The book has a great deal of support from many organisations dedicated to helping young people overcome hardship. The Inspire Foundation, which encompasses ReachOut and ActNow, Kids Helpline, Oasis Youth Support Network, headspace, Youth Insearch, Life Changing Experiences Foundation and the Butterfly Foundation have all contributed important information to help teenagers who are struggling through the various issues outlined in the book. Alongside the real life stories there is expert advice not only from these organisations, but from health professionals and psychologists to provide clinical aspects to further help teenagers feel understood, less alone and find their way through. Addressing each issue from the clinical as well as the emotional aspect enriches the quality of information.
4. How does your book help parents and carers?
Parents and carers will benefit from the book because the real life stories of teens in crisis will give them an understanding of what is going on inside the head and heart of their teenager/s. This will be valuable in helping them deal with a particular issue because each issue is addressed from an emotional as well as a clinical perspective in order to provide a broad insight into the issue itself and how to overcome it and move forward.
There is also a section called “Helping someone you love” and this explains the importance of being supportive and patient, encouraging your loved one to do the things they enjoy, giving them hope and letting them know you love them no matter what.
5. What in your opinion are the most prevalent issues affecting teenagers today?
Cyberbullying is at the forefront due to the recent spate of suicides from young people who were bullied online. Because it is non-confrontational and everything spreads so rapidly online it has become easier to bully someone through the internet. Some schools have implemented policies related to all forms of bullying, including cyberbullying, which I think is a very positive step forward. If there are consequences in place, including the threat of a criminal charge, this will act as a deterrent.
Another prevalent issue is alcohol.

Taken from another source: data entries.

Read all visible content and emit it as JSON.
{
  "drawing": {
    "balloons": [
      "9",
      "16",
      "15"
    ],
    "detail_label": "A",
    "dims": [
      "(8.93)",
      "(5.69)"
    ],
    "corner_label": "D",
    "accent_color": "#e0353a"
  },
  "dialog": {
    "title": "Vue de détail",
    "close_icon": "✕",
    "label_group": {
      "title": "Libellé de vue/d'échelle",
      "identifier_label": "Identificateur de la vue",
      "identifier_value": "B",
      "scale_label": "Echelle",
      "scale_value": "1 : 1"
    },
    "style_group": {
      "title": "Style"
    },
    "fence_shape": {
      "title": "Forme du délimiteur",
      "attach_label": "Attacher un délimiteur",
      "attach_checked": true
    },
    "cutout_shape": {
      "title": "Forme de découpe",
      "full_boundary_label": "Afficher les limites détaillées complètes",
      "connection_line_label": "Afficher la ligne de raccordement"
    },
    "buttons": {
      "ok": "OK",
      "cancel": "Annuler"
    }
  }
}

We need to raise the awareness of the dangers of binge drinking and the fact that alcohol adversely alters behaviour to help teenagers avoid doing something they might regret.
Another issue is family break-ups. An interesting statistic is that one in five children are now living in single parent households. There is a shift in the perception of single parents and one of the quotes in the book is from Dianne Fitzjames, team leader of the adolescent service at Prince of Wales hospital, who states “It has been well established by research that in order to develop normally we need only one "good enough" relationship with a parental figure …the quality of relationships in the child's life is more important than whether families have one parent or two”.
It is important for young people to know that if their family splits up, after the initial period of discomfort and adjustment, they still have every opportunity to thrive. And even if their childhood lacked love, they have the opportunity to change that by creating more love in their lives and opening themselves up to those who love them now.
6. What is the overall aim of your book?
The aim of my book is to provide a comprehensive account of the issues affecting teenagers today and strategies to work through and overcome these issues. The real life stories of teens in crisis, expert advice, practical tips, websites and many other supportive resources are all there to help teens better understand how to find their way through. Having faced some pretty tough issues myself, the book is underpinned with my own experiences, knowledge and wisdom. The last part of the book provides insights for teens about changing perspective, becoming self aware and making positive choices to work towards achieving their goals.
My overall aim is also to help teenagers find their potential and confidence so that they can move forward and live with happiness, fulfilment, direction and purpose.